Source: The Silver Institute.
For that reason, industrial demand can have a considerable influence upon its price, and as can be seen from the table, industrial demand has tapered off significantly in recent years. Between 2011 and 2016, it declined by 13% and much of that can be attributed to the marked drop in silver used in photography, it is this factor which is weighing heavily on the price of silver.
What is even more startling is that silver is closely correlated to other commodities with economic inputs, meaning that they only rise in value during times of economic growth. If we take a look at the relationship between silver and crude, it becomes apparent that there is a positive correlation as the chart illustrates.
Source: U.S. EIA, The Silver Institute.
That is further emphasized by the relationship between silver and copper which is set out in the chart below.
Source: The Silver Institute, London Metals Exchange.
Both oil and copper are widely recognized as key gauges as to the health and performance of the global economy. To find that silver shares a positive correlation with both commodities implies that higher demand is also reliant upon global economic growth.

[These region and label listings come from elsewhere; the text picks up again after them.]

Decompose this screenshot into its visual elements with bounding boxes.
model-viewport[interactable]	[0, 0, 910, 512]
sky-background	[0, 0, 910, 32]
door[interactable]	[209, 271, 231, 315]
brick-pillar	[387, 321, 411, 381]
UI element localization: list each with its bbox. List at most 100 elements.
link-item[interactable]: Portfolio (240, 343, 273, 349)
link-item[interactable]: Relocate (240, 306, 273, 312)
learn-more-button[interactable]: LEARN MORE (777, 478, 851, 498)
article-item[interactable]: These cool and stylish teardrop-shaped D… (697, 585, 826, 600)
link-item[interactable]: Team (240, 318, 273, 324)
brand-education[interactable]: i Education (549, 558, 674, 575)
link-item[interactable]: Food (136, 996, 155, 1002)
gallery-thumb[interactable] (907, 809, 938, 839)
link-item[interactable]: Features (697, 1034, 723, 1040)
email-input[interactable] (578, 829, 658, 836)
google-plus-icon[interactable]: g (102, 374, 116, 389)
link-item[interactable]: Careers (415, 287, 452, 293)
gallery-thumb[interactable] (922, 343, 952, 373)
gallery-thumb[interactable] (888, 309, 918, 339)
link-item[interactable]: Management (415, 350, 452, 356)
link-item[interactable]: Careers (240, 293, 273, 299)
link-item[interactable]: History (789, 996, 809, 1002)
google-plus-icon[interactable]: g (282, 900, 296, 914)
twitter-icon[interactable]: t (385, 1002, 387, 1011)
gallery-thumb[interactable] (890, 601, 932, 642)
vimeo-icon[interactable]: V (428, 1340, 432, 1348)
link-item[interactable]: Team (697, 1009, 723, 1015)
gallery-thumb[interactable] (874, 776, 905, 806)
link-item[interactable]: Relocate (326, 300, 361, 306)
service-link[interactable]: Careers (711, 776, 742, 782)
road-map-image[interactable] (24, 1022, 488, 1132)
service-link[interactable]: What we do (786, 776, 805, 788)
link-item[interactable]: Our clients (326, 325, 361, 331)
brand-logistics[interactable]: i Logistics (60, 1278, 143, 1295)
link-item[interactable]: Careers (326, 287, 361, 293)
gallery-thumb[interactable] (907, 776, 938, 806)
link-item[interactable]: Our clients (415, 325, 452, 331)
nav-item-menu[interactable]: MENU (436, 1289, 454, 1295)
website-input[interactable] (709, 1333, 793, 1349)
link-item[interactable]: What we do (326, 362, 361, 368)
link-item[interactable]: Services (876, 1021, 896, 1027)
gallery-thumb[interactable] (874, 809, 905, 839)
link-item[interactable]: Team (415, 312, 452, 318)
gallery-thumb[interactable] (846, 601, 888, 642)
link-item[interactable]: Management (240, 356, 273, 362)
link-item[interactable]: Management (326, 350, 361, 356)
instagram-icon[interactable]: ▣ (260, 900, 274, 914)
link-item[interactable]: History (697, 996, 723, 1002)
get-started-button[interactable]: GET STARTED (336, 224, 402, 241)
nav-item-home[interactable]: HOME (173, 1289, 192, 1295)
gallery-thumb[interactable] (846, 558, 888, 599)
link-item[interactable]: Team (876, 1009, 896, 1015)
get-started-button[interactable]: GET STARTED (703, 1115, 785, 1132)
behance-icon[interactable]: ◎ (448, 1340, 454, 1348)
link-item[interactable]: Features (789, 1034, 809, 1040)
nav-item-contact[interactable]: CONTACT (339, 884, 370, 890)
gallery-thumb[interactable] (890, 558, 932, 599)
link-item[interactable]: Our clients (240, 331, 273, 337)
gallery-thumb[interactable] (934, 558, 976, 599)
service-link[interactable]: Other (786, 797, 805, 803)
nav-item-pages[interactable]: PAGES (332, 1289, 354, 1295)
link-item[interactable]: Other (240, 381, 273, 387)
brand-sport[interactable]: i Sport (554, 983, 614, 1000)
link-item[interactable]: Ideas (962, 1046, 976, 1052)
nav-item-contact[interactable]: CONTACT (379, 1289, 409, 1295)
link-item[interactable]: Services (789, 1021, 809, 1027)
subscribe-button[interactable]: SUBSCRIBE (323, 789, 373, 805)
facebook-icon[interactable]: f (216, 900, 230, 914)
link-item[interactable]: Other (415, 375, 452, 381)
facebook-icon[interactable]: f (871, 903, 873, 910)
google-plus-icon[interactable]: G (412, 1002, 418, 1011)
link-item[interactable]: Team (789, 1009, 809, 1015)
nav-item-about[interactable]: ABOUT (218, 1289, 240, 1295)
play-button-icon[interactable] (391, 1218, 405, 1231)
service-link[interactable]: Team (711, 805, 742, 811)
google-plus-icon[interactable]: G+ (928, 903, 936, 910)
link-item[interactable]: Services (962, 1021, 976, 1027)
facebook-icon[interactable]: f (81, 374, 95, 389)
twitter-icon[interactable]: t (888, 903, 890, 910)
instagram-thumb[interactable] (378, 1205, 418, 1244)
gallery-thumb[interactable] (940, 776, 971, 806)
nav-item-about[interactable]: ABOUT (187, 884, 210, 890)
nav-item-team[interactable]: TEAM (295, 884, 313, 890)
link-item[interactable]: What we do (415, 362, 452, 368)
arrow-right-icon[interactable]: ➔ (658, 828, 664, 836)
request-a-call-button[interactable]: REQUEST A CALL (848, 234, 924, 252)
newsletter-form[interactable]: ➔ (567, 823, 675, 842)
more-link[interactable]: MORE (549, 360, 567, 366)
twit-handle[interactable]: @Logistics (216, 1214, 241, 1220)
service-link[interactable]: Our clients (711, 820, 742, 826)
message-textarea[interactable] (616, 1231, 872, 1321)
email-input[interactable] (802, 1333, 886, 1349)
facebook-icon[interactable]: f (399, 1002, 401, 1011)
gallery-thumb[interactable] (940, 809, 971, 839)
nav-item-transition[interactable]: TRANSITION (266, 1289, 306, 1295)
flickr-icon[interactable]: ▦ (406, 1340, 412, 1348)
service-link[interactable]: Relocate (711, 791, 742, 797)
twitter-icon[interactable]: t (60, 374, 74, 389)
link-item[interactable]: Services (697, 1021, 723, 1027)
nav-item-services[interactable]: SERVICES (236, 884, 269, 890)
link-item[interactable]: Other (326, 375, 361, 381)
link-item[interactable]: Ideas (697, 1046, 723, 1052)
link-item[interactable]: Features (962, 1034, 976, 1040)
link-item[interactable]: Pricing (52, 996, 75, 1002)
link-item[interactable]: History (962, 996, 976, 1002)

For these reasons, it is easy to see that silver's role as an industrial metal plays an important role in determining its value. This means the marked downturn in industrial demand, along with uncertainty over the outlook for the global economy, is weighing heavily on its price.
What does this mean for investors?
Clearly, while a confluence of factors, including manipulation and the rise of other alternate cryptocurrencies, is causing silver's weakness, it would appear that the key culprit is declining industrial demand for the white metal. When the ambiguity concerning the outlook for the global economy is considered, it is easy to see why silver is failing to perform. Each of those factors is being magnified by the confusion surrounding the direction of gold because of silver's dual role as both an industrial and precious metal.
This has created an opportunity for investors. Weaker silver is not here to stay and there is every sign that silver will continue to firm over coming months because a stronger global economy will drive greater industrial demand. That will be enhanced by the secular trend to renewable energy which has sparked a surge in the use of solar and hence photovoltaic cells in which silver is a key component.
Moves to reduce the manipulation of silver, as discussed in my first article, through additional regulation will also help to restore the market mechanism which over time will lead to lower volatility. The demand for silver will also be bouyed by rising geopolitical tensions in Iran, North Korea and Iraq because of its role as a precious metal.
For the short term, silver will remain especially volatile and it will take some time for long-term fundamentals to drive its price higher, but it is quite feasible that over the next 12 months silver will top $20 per ounce once again.
I wrote this article myself, and it expresses my own opinions. I am not receiving compensation for it (other than from Seeking Alpha). I have no business relationship with any company whose stock is mentioned in this article.